Tuesday, August 4, 2020

Paterson - Aug 3 2020


Paterson

Aug 3 2020


The steep walls of the gorge

reflect the sound of falling water

and the rapids below,

hard black rock

glistening with spray.


An iron-work bridge

spans the falls,

braced at either end

against the sheer granite walls.


Looking up from the bottom

at its graceful arc

it seems to weigh nothing at all,

floating on high

as if some gossamer thread

had spun itself across.


And so precise

in its fine mesh of girders,

their perfect symmetry

against rough irregular rock.


But how deceptive distance can be.

Because up close

you can see great streaks of rust

corroded steel,

giant bolts

that must have seized long ago.


Some abandoned nests

still wedged into crevices

and some with baby birds.

Along with greyish guano everywhere

that seems permanently baked on.


Not to mention vulgar words

some brave and angry soul

once proclaimed to the world

in blood red paint.

As well as declarations of love

by some aspiring Romeo;

and I can only hope

his passion has lasted as long.


So I stay where I am, looking up.

The beauty

of function and form,

the strength

of a simple arc.

Like a found poem

unintentional art.

 



This poem was inspired by a lovely small movie called Paterson. (In homage, I gave the poem that name. Which I know will confuse most readers. Although a discerning one will recognize it as the title and home-town setting of an epic poem by William Carlos Williams.) The image that stuck with me was of a beautiful bridge spanning a deep waterfall gorge. It was a recurrent image in the film – always seen from a distance, looking up -- and it never seemed anything but magical. (The best picture I was able to find on-line does not really do it justice.)
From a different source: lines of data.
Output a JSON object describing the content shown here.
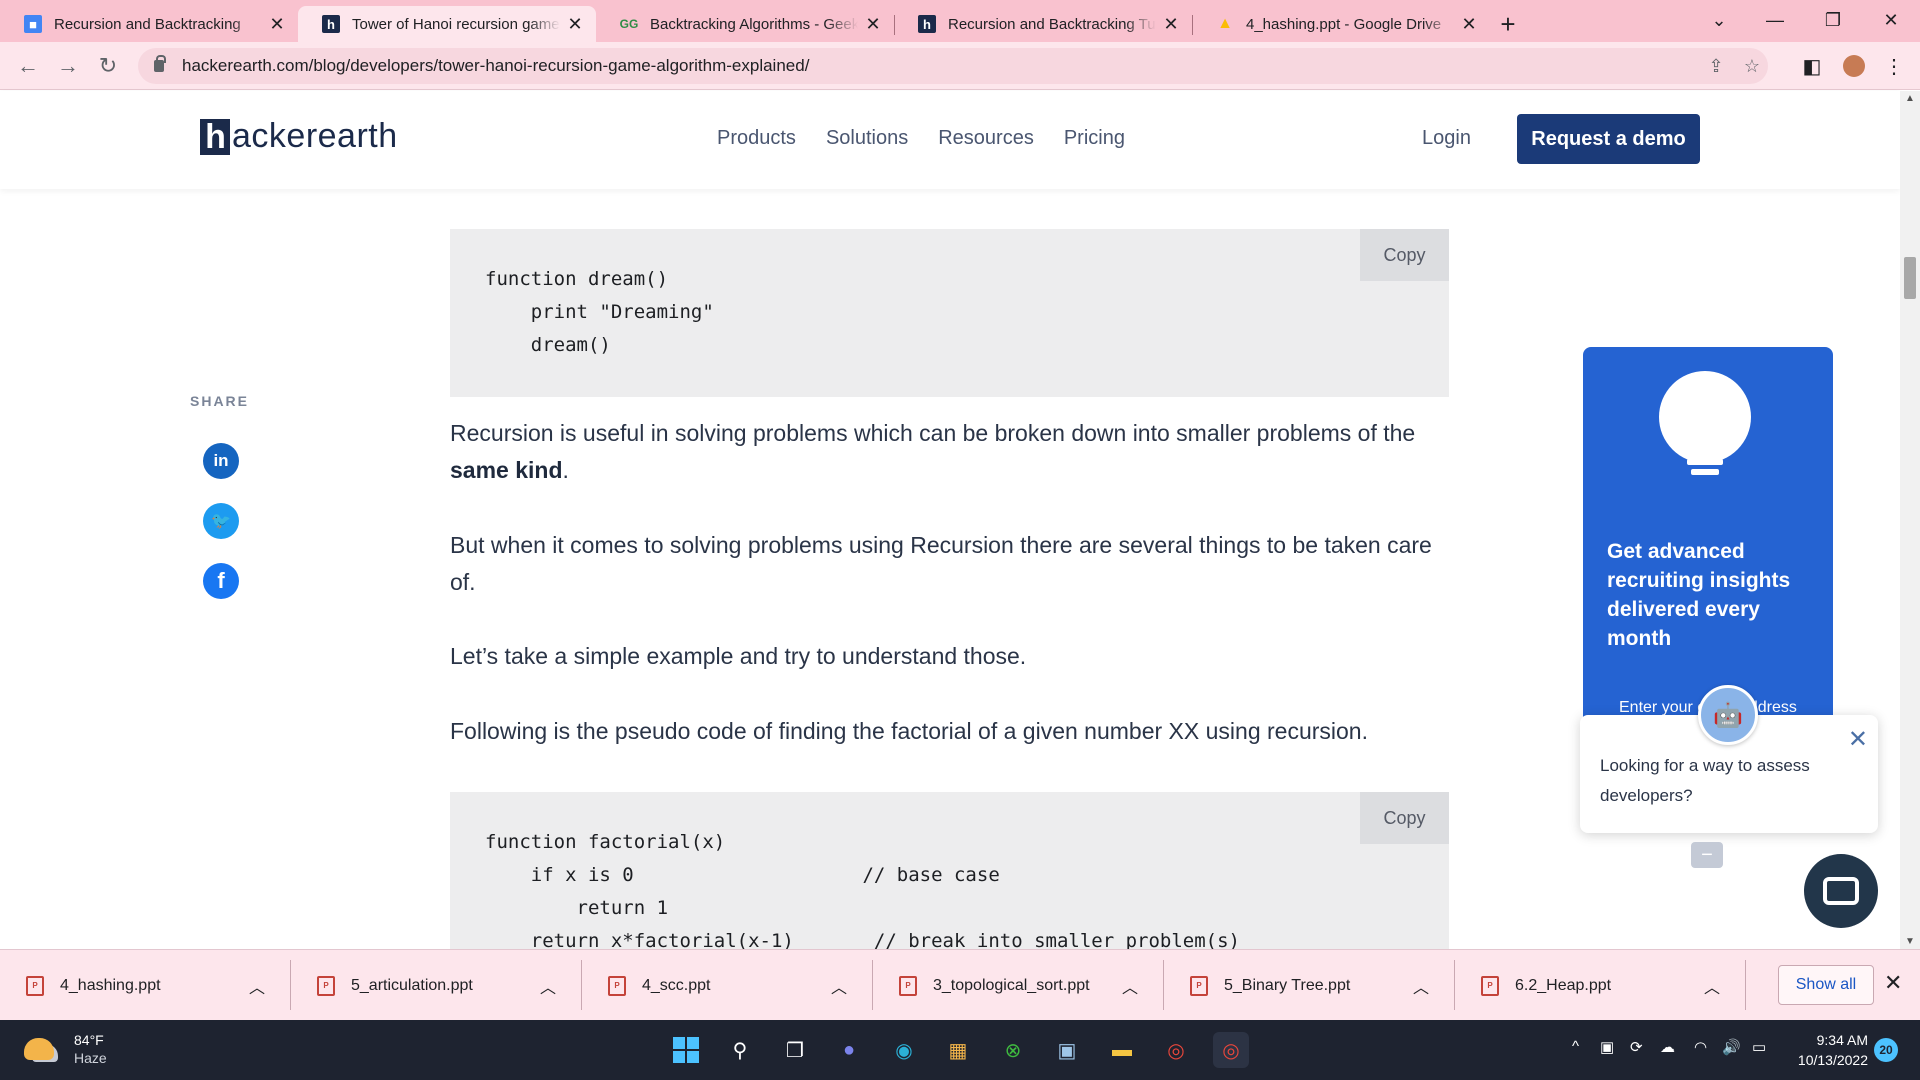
{
  "browser": {
    "tabs": [
      {
        "title": "Recursion and Backtracking",
        "favicon": "account-icon",
        "favicon_color": "#4285f4",
        "active": false
      },
      {
        "title": "Tower of Hanoi recursion game algorithm explained",
        "favicon": "hackerearth-icon",
        "favicon_color": "#1b2a4a",
        "active": true
      },
      {
        "title": "Backtracking Algorithms - GeeksforGeeks",
        "favicon": "geeksforgeeks-icon",
        "favicon_color": "#2f8d46",
        "active": false
      },
      {
        "title": "Recursion and Backtracking Tutorials",
        "favicon": "hackerearth-icon",
        "favicon_color": "#1b2a4a",
        "active": false
      },
      {
        "title": "4_hashing.ppt - Google Drive",
        "favicon": "google-drive-icon",
        "favicon_color": "#fbbc04",
        "active": false
      }
    ],
    "url": "hackerearth.com/blog/developers/tower-hanoi-recursion-game-algorithm-explained/",
    "tab_color": "#f9c2cf"
  },
  "site": {
    "logo_letter": "h",
    "logo_rest": "ackerearth",
    "nav": [
      "Products",
      "Solutions",
      "Resources",
      "Pricing"
    ],
    "login": "Login",
    "cta": "Request a demo",
    "brand_color": "#1b3a78"
  },
  "article": {
    "code1": "function dream()\n    print \"Dreaming\"\n    dream()",
    "copy_label": "Copy",
    "p1_before": "Recursion is useful in solving problems which can be broken down into smaller problems of the ",
    "p1_bold": "same kind",
    "p1_after": ".",
    "p2": "But when it comes to solving problems using Recursion there are several things to be taken care of.",
    "p3": "Let’s take a simple example and try to understand those.",
    "p4": "Following is the pseudo code of finding the factorial of a given number XX using recursion.",
    "code2": "function factorial(x)\n    if x is 0                    // base case\n        return 1\n    return x*factorial(x-1)       // break into smaller problem(s)",
    "share_label": "SHARE",
    "share_icons": [
      "linkedin-icon",
      "twitter-icon",
      "facebook-icon"
    ]
  },
  "sidebar": {
    "promo_headline": "Get advanced recruiting insights delivered every month",
    "promo_email_placeholder": "Enter your email address",
    "chat_message": "Looking for a way to assess developers?",
    "promo_color": "#2563d2"
  },
  "downloads": {
    "items": [
      "4_hashing.ppt",
      "5_articulation.ppt",
      "4_scc.ppt",
      "3_topological_sort.ppt",
      "5_Binary Tree.ppt",
      "6.2_Heap.ppt"
    ],
    "show_all": "Show all"
  },
  "taskbar": {
    "temperature": "84°F",
    "condition": "Haze",
    "time": "9:34 AM",
    "date": "10/13/2022",
    "notifications": "20"
  }
}
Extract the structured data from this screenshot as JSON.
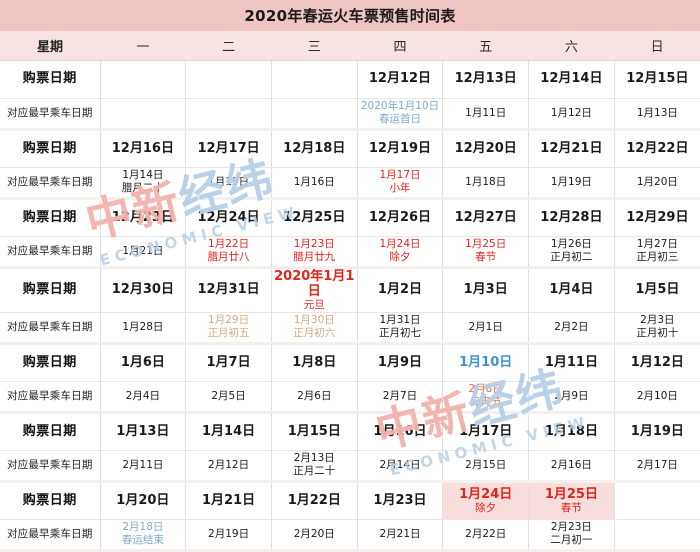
{
  "title": "2020年春运火车票预售时间表",
  "colors": {
    "title_bar": "#eec5c2",
    "header_row": "#f7e4e2",
    "highlight_pink": "#f7dedd",
    "red": "#e2231a",
    "blue": "#7fa9cf",
    "tan": "#d9a87a",
    "orange": "#e06a40"
  },
  "weekday_header": {
    "label": "星期",
    "days": [
      "一",
      "二",
      "三",
      "四",
      "五",
      "六",
      "日"
    ]
  },
  "row_labels": {
    "buy": "购票日期",
    "ride": "对应最早乘车日期"
  },
  "watermark": {
    "cn_red": "中新",
    "cn_blue": "经纬",
    "en": "ECONOMIC VIEW"
  },
  "weeks": [
    {
      "buy": [
        {
          "main": "",
          "sub": "",
          "color": "black"
        },
        {
          "main": "",
          "sub": "",
          "color": "black"
        },
        {
          "main": "",
          "sub": "",
          "color": "black"
        },
        {
          "main": "12月12日",
          "sub": "",
          "color": "black"
        },
        {
          "main": "12月13日",
          "sub": "",
          "color": "black"
        },
        {
          "main": "12月14日",
          "sub": "",
          "color": "black"
        },
        {
          "main": "12月15日",
          "sub": "",
          "color": "black"
        }
      ],
      "ride": [
        {
          "main": "",
          "sub": "",
          "color": "black"
        },
        {
          "main": "",
          "sub": "",
          "color": "black"
        },
        {
          "main": "",
          "sub": "",
          "color": "black"
        },
        {
          "main": "2020年1月10日",
          "sub": "春运首日",
          "color": "blue"
        },
        {
          "main": "1月11日",
          "sub": "",
          "color": "black"
        },
        {
          "main": "1月12日",
          "sub": "",
          "color": "black"
        },
        {
          "main": "1月13日",
          "sub": "",
          "color": "black"
        }
      ]
    },
    {
      "buy": [
        {
          "main": "12月16日",
          "sub": "",
          "color": "black"
        },
        {
          "main": "12月17日",
          "sub": "",
          "color": "black"
        },
        {
          "main": "12月18日",
          "sub": "",
          "color": "black"
        },
        {
          "main": "12月19日",
          "sub": "",
          "color": "black"
        },
        {
          "main": "12月20日",
          "sub": "",
          "color": "black"
        },
        {
          "main": "12月21日",
          "sub": "",
          "color": "black"
        },
        {
          "main": "12月22日",
          "sub": "",
          "color": "black"
        }
      ],
      "ride": [
        {
          "main": "1月14日",
          "sub": "腊月二十",
          "color": "black"
        },
        {
          "main": "1月15日",
          "sub": "",
          "color": "black"
        },
        {
          "main": "1月16日",
          "sub": "",
          "color": "black"
        },
        {
          "main": "1月17日",
          "sub": "小年",
          "color": "red"
        },
        {
          "main": "1月18日",
          "sub": "",
          "color": "black"
        },
        {
          "main": "1月19日",
          "sub": "",
          "color": "black"
        },
        {
          "main": "1月20日",
          "sub": "",
          "color": "black"
        }
      ]
    },
    {
      "buy": [
        {
          "main": "12月23日",
          "sub": "",
          "color": "black"
        },
        {
          "main": "12月24日",
          "sub": "",
          "color": "black"
        },
        {
          "main": "12月25日",
          "sub": "",
          "color": "black"
        },
        {
          "main": "12月26日",
          "sub": "",
          "color": "black"
        },
        {
          "main": "12月27日",
          "sub": "",
          "color": "black"
        },
        {
          "main": "12月28日",
          "sub": "",
          "color": "black"
        },
        {
          "main": "12月29日",
          "sub": "",
          "color": "black"
        }
      ],
      "ride": [
        {
          "main": "1月21日",
          "sub": "",
          "color": "black"
        },
        {
          "main": "1月22日",
          "sub": "腊月廿八",
          "color": "red"
        },
        {
          "main": "1月23日",
          "sub": "腊月廿九",
          "color": "red"
        },
        {
          "main": "1月24日",
          "sub": "除夕",
          "color": "red"
        },
        {
          "main": "1月25日",
          "sub": "春节",
          "color": "red"
        },
        {
          "main": "1月26日",
          "sub": "正月初二",
          "color": "black"
        },
        {
          "main": "1月27日",
          "sub": "正月初三",
          "color": "black"
        }
      ]
    },
    {
      "buy": [
        {
          "main": "12月30日",
          "sub": "",
          "color": "black"
        },
        {
          "main": "12月31日",
          "sub": "",
          "color": "black"
        },
        {
          "main": "2020年1月1日",
          "sub": "元旦",
          "color": "red"
        },
        {
          "main": "1月2日",
          "sub": "",
          "color": "black"
        },
        {
          "main": "1月3日",
          "sub": "",
          "color": "black"
        },
        {
          "main": "1月4日",
          "sub": "",
          "color": "black"
        },
        {
          "main": "1月5日",
          "sub": "",
          "color": "black"
        }
      ],
      "ride": [
        {
          "main": "1月28日",
          "sub": "",
          "color": "black"
        },
        {
          "main": "1月29日",
          "sub": "正月初五",
          "color": "tan"
        },
        {
          "main": "1月30日",
          "sub": "正月初六",
          "color": "tan"
        },
        {
          "main": "1月31日",
          "sub": "正月初七",
          "color": "black"
        },
        {
          "main": "2月1日",
          "sub": "",
          "color": "black"
        },
        {
          "main": "2月2日",
          "sub": "",
          "color": "black"
        },
        {
          "main": "2月3日",
          "sub": "正月初十",
          "color": "black"
        }
      ]
    },
    {
      "buy": [
        {
          "main": "1月6日",
          "sub": "",
          "color": "black"
        },
        {
          "main": "1月7日",
          "sub": "",
          "color": "black"
        },
        {
          "main": "1月8日",
          "sub": "",
          "color": "black"
        },
        {
          "main": "1月9日",
          "sub": "",
          "color": "black"
        },
        {
          "main": "1月10日",
          "sub": "",
          "color": "blue2"
        },
        {
          "main": "1月11日",
          "sub": "",
          "color": "black"
        },
        {
          "main": "1月12日",
          "sub": "",
          "color": "black"
        }
      ],
      "ride": [
        {
          "main": "2月4日",
          "sub": "",
          "color": "black"
        },
        {
          "main": "2月5日",
          "sub": "",
          "color": "black"
        },
        {
          "main": "2月6日",
          "sub": "",
          "color": "black"
        },
        {
          "main": "2月7日",
          "sub": "",
          "color": "black"
        },
        {
          "main": "2月8日",
          "sub": "元宵节",
          "color": "orange"
        },
        {
          "main": "2月9日",
          "sub": "",
          "color": "black"
        },
        {
          "main": "2月10日",
          "sub": "",
          "color": "black"
        }
      ]
    },
    {
      "buy": [
        {
          "main": "1月13日",
          "sub": "",
          "color": "black"
        },
        {
          "main": "1月14日",
          "sub": "",
          "color": "black"
        },
        {
          "main": "1月15日",
          "sub": "",
          "color": "black"
        },
        {
          "main": "1月16日",
          "sub": "",
          "color": "black"
        },
        {
          "main": "1月17日",
          "sub": "",
          "color": "black"
        },
        {
          "main": "1月18日",
          "sub": "",
          "color": "black"
        },
        {
          "main": "1月19日",
          "sub": "",
          "color": "black"
        }
      ],
      "ride": [
        {
          "main": "2月11日",
          "sub": "",
          "color": "black"
        },
        {
          "main": "2月12日",
          "sub": "",
          "color": "black"
        },
        {
          "main": "2月13日",
          "sub": "正月二十",
          "color": "black"
        },
        {
          "main": "2月14日",
          "sub": "",
          "color": "black"
        },
        {
          "main": "2月15日",
          "sub": "",
          "color": "black"
        },
        {
          "main": "2月16日",
          "sub": "",
          "color": "black"
        },
        {
          "main": "2月17日",
          "sub": "",
          "color": "black"
        }
      ]
    },
    {
      "buy": [
        {
          "main": "1月20日",
          "sub": "",
          "color": "black"
        },
        {
          "main": "1月21日",
          "sub": "",
          "color": "black"
        },
        {
          "main": "1月22日",
          "sub": "",
          "color": "black"
        },
        {
          "main": "1月23日",
          "sub": "",
          "color": "black"
        },
        {
          "main": "1月24日",
          "sub": "除夕",
          "color": "red",
          "highlight": true
        },
        {
          "main": "1月25日",
          "sub": "春节",
          "color": "red",
          "highlight": true
        },
        {
          "main": "",
          "sub": "",
          "color": "black"
        }
      ],
      "ride": [
        {
          "main": "2月18日",
          "sub": "春运结束",
          "color": "blue"
        },
        {
          "main": "2月19日",
          "sub": "",
          "color": "black"
        },
        {
          "main": "2月20日",
          "sub": "",
          "color": "black"
        },
        {
          "main": "2月21日",
          "sub": "",
          "color": "black"
        },
        {
          "main": "2月22日",
          "sub": "",
          "color": "black"
        },
        {
          "main": "2月23日",
          "sub": "二月初一",
          "color": "black"
        },
        {
          "main": "",
          "sub": "",
          "color": "black"
        }
      ]
    }
  ]
}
Adam Driver stars as a bus driver in the small industrial (and now, more likely post-industrial!) New Jersey town of Paterson. He lives a modest regimented life, observantly quiet and calm. He goes by the same name as the town, so seems even more subsumed in his surroundings: almost invisible. (In fact, I don't think he even had a first name!) The contrast with his artistic wife is startling: her fondness for the extremes of black and white; her constant and rather fickle creative fervour; her guileless and somewhat girlish enthusiasms; her exotic ethnicity; her desire for recognition, fame, success. He is not so much repressed as living in his head. Even his love poems are studied and detached. But they also reveal a hidden inner passion, a vividly beating heart. He is an unlikely poet, but really quite talented. He has no ambition, no desire to be published or read, and so represents a kind of pure artistic temperament: creativity for its own sake.

His poetry is diurnal and observational, so the idea of “found poetry” is very present in this movie.

Watching it, I felt a powerful impulse to write. The excitement of the blank page, the sense of infinite possibility it presents, was really quite exhilarating. I have to admit, I actually identified very much with Paterson.

And in the end, despite a great disappointment and true body blow of misfortune, he cannot help but open a new notebook and start putting down words. This spoke to me about how thrilling the process of writing is: that for a poet, it is much more about the journey than the destination, the immersion in the creative act over the actual result.  

Not that any of this appears in my poem. I've learned that a narrow focus works much better in this work. The bridge is what caught my eye, and so where I stayed: the parabolic arc; the contrast of a highly engineered form with the rough irregular rock.